A pale bluish-purple light filled Ntairow’s eyes as she tapped into the source of her psywave technique. The branches of her tail were fanned out and moving around independently, their oculons trying to pick out the telltales that would distinguish the real, living glalie from the nonliving copies, but something about the glalie was confounding her psychic senses. Unable to pick out her target directly, Ntairow instead went into a spin on one foot, firing a quick volley of psywaves in a circle around her—but succeeding only in causing three illusory glalie to vanish before a protect aura went up around the remaining copies and their maker, foiling the rest of the psychic strikes.

Another web of ice beams was fired from the swarm then, hitting Karo once again—Ntairow scowled, wishing that she’d been able to tell from which direction the real ice beam had come so that she could have dived in front of it. Using the glalie’s attacks to fuel mirror coat responses—and ultimately to fuel a devastating anguish attack once the kwazai had taken enough of them—seemed to Ntairow like the best hope for taking her out at this point. Psywaves were much slower, much easier to avoid than the instantaneous reactions that her retaliatory attacks were, and for all the help that Karo was providing in the fight, he might as well have been in the same state as Syr presently was.

“Why aren’t you doing anything?!” Ntairow demanded of the nosepass.

“I’m trying!” Karo insisted, and he was indeed trying. The trouble was that he had a very limited selection of techniques to bring to bear against their adversary, the consequence of his trainer having decided to limit the number of attacks that he could learn to a mere four out of a sense that it would make Karo hone those four to a greater potency than usual and learn to use them more creatively.

Karo might not have minded this so much at the present moment if one of the moves that he’d been left with had been a nice rock-type attack, preferably one that would simply drop rocks on all of the glalie at once and thereby perhaps weaken the real one enough to render her incapable of keeping up her double team illusions, at least. His zap cannon technique was terribly difficult to aim and terribly easy to dodge, and being unable to pick out his actual target in the first place meant that he couldn’t use lock-on to overcome those drawbacks.

The only hope that he could see lay in his remaining two techniques, one of which he was presently bringing to bear not against the glalie but rather against Ntairow, Syr, and himself.

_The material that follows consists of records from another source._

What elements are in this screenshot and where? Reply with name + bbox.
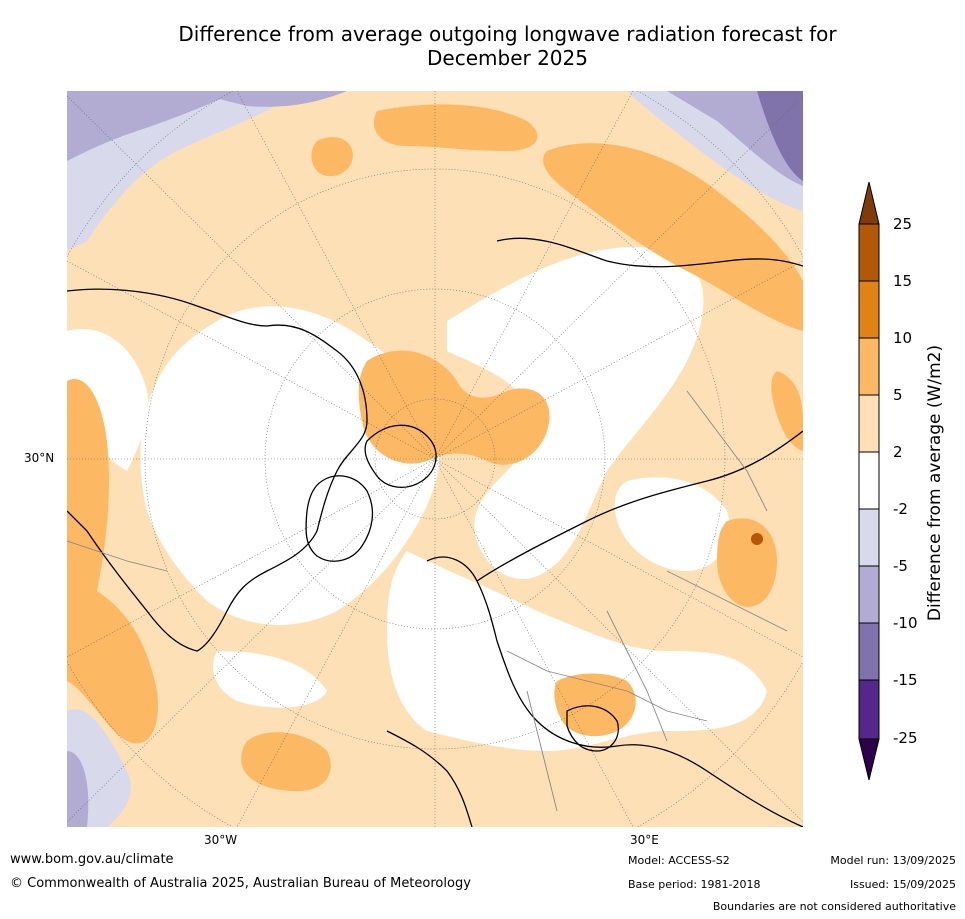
anomaly-pos-northeast bbox=[543, 143, 803, 331]
title-line-1: Difference from average outgoing longwav… bbox=[178, 22, 837, 46]
colorbar-over-triangle bbox=[858, 181, 880, 225]
anomaly-pos-north-2 bbox=[311, 137, 353, 177]
coastlines bbox=[67, 237, 803, 827]
footer-model: Model: ACCESS-S2 bbox=[628, 854, 730, 867]
colorbar-bin-m10-m5 bbox=[858, 565, 880, 624]
colorbar-tick: -10 bbox=[893, 614, 918, 632]
footer-base-period: Base period: 1981-2018 bbox=[628, 878, 761, 891]
anomaly-neutral-central-asia bbox=[614, 477, 730, 571]
colorbar-tick: -25 bbox=[893, 729, 918, 747]
anomaly-pos-north-1 bbox=[373, 104, 538, 151]
colorbar-tick: 15 bbox=[893, 272, 913, 290]
footer-copyright: © Commonwealth of Australia 2025, Austra… bbox=[10, 876, 471, 891]
lon-label-30e: 30°E bbox=[630, 833, 659, 847]
footer-issued: Issued: 15/09/2025 bbox=[849, 878, 956, 891]
colorbar-bin-15-25 bbox=[858, 223, 880, 282]
colorbar-under-triangle bbox=[858, 738, 880, 781]
lon-label-30w: 30°W bbox=[204, 833, 238, 847]
colorbar-bin-m5-m2 bbox=[858, 508, 880, 567]
anomaly-neg-sw-strong bbox=[67, 751, 89, 827]
graticule bbox=[67, 91, 803, 827]
map-canvas bbox=[67, 91, 803, 827]
anomaly-neg-n bbox=[187, 91, 347, 107]
colorbar-tick: -5 bbox=[893, 557, 908, 575]
anomaly-pos-east-edge bbox=[771, 371, 803, 451]
colorbar-tick: -15 bbox=[893, 671, 918, 689]
footer-model-run: Model run: 13/09/2025 bbox=[830, 854, 956, 867]
footer-disclaimer: Boundaries are not considered authoritat… bbox=[712, 900, 956, 913]
colorbar-bin-m25-m15 bbox=[858, 679, 880, 740]
colorbar bbox=[858, 181, 880, 781]
lat-label-30n: 30°N bbox=[24, 451, 55, 465]
colorbar-tick: 5 bbox=[893, 386, 903, 404]
colorbar-bin-m15-m10 bbox=[858, 622, 880, 681]
anomaly-pos-pacific bbox=[67, 379, 158, 744]
anomaly-neg-nw-strong bbox=[67, 91, 237, 161]
anomaly-pos-mideast bbox=[554, 673, 636, 737]
anomaly-neg-ne-strong bbox=[757, 91, 803, 181]
title-line-2: December 2025 bbox=[427, 46, 588, 70]
anomaly-neutral-siberia bbox=[447, 247, 704, 580]
colorbar-bin-m2-2 bbox=[858, 451, 880, 510]
colorbar-tick: 25 bbox=[893, 215, 913, 233]
colorbar-bin-5-10 bbox=[858, 337, 880, 396]
footer-website: www.bom.gov.au/climate bbox=[10, 852, 174, 867]
colorbar-bin-2-5 bbox=[858, 394, 880, 453]
colorbar-label: Difference from average (W/m2) bbox=[925, 344, 945, 622]
country-borders bbox=[67, 390, 788, 812]
colorbar-tick: -2 bbox=[893, 500, 908, 518]
colorbar-bin-10-15 bbox=[858, 280, 880, 339]
anomaly-pos-arctic bbox=[358, 350, 550, 465]
anomaly-neutral-west-edge bbox=[67, 329, 148, 471]
map-title: Difference from average outgoing longwav… bbox=[60, 22, 955, 70]
colorbar-tick: 2 bbox=[893, 443, 903, 461]
colorbar-tick: 10 bbox=[893, 329, 913, 347]
anomaly-pos-atlantic bbox=[241, 732, 331, 791]
polar-map bbox=[67, 91, 803, 827]
anomaly-neutral-atlantic bbox=[213, 651, 327, 708]
anomaly-neutral-europe bbox=[387, 551, 767, 751]
anomaly-pos-strong bbox=[751, 533, 763, 545]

Specifically, he was trying to the best of his ability to impose a block field around all three of them. Blocking more than one target at the same time was never easy, and the pain from the ice-type strikes that he’d already suffered was not helping matters.

But then he saw Ntairow go completely rigid, halted right in the middle of unleashing another series of psywaves, taking on a look of alarm. Satisfied as he could be under the circumstances that the field was secure around its targets, Karo focused on intensifying it so that it would not only prevent anything from breaking out of it but also prevent anything from breaking into it.

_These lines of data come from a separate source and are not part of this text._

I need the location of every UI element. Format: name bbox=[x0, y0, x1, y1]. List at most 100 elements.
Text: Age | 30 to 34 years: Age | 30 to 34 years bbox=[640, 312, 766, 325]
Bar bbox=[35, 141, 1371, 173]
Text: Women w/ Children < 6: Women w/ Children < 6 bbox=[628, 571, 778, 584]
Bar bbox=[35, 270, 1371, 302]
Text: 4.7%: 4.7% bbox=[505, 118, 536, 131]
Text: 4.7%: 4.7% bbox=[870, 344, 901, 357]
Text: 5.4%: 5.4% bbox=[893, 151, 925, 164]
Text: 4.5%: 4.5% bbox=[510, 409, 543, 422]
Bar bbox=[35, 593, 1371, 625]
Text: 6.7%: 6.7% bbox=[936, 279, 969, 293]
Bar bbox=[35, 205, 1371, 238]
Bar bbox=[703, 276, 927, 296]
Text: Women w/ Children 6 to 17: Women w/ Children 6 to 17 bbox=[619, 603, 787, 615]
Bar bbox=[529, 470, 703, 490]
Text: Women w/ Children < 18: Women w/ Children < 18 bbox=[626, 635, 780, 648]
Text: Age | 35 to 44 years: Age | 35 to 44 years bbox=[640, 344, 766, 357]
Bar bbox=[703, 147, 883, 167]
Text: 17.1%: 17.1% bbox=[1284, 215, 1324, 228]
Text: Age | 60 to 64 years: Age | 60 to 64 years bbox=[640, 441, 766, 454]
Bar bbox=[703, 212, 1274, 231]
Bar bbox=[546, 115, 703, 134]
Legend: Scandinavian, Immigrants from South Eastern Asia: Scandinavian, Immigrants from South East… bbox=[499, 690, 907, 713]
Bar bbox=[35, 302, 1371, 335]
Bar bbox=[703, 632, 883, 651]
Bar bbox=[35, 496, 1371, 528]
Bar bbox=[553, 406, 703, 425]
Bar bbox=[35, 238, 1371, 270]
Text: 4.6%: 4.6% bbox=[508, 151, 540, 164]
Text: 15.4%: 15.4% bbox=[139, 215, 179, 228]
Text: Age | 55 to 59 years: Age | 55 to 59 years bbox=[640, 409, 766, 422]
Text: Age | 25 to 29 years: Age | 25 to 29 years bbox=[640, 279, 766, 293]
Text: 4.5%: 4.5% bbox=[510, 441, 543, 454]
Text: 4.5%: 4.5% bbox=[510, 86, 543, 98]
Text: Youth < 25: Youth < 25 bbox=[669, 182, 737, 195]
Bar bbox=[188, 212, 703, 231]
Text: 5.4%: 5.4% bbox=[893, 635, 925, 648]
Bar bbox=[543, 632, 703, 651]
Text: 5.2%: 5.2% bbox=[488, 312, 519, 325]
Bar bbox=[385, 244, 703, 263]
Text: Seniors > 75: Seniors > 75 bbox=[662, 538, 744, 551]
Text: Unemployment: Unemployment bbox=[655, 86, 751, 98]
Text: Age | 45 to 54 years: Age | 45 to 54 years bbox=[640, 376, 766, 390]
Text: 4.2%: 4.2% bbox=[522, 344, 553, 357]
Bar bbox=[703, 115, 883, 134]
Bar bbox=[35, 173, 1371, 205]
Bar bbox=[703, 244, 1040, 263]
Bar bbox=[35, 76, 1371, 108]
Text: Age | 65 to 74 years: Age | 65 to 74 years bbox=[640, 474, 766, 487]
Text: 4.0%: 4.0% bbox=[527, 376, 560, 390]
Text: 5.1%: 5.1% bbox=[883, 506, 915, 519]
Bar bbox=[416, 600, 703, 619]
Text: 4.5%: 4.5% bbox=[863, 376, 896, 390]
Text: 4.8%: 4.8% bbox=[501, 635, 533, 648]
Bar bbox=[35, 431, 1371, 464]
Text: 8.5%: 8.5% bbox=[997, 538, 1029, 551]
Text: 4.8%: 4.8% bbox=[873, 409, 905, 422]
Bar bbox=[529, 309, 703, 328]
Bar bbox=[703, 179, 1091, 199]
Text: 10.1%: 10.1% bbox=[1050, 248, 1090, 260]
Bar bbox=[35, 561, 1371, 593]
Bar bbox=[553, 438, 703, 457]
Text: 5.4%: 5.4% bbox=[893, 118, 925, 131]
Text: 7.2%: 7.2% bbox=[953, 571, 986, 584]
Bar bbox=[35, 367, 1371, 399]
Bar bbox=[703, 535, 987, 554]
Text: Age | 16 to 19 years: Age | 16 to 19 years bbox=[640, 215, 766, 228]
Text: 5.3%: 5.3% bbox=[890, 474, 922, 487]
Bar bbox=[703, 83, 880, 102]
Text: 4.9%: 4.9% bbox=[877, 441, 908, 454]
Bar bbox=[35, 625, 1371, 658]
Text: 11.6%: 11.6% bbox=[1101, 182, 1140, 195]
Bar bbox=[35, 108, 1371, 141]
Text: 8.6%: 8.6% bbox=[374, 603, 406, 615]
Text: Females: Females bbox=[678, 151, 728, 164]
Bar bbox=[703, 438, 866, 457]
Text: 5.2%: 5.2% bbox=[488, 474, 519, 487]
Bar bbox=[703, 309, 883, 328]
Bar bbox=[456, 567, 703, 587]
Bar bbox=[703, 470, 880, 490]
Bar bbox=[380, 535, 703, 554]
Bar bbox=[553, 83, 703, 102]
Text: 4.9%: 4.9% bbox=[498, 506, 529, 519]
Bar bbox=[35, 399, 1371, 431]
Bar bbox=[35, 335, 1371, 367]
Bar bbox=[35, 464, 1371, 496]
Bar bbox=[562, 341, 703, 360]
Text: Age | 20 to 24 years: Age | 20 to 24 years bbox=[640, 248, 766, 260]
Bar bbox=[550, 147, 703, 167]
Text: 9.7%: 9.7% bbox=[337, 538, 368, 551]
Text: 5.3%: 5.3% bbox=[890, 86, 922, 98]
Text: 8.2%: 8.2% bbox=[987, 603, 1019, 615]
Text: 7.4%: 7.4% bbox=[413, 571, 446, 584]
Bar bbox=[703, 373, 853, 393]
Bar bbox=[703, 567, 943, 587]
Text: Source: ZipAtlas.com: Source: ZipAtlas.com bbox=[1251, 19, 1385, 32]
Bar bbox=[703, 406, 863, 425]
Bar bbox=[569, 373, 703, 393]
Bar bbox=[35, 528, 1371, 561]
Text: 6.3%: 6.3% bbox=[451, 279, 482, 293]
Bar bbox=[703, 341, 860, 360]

A third ice beam was fired Karo’s way—only to dissipate harmlessly against the force field that he had summoned. Karo felt a spark of pride burst into being within him—he’d succeeded. With a faint sense of relief, he let the block field withdraw from him, leaving it clinging to Ntairow and Syr as he unleashed the last of his four techniques.

All at once, the space was filled with blazing light and thunderous noise.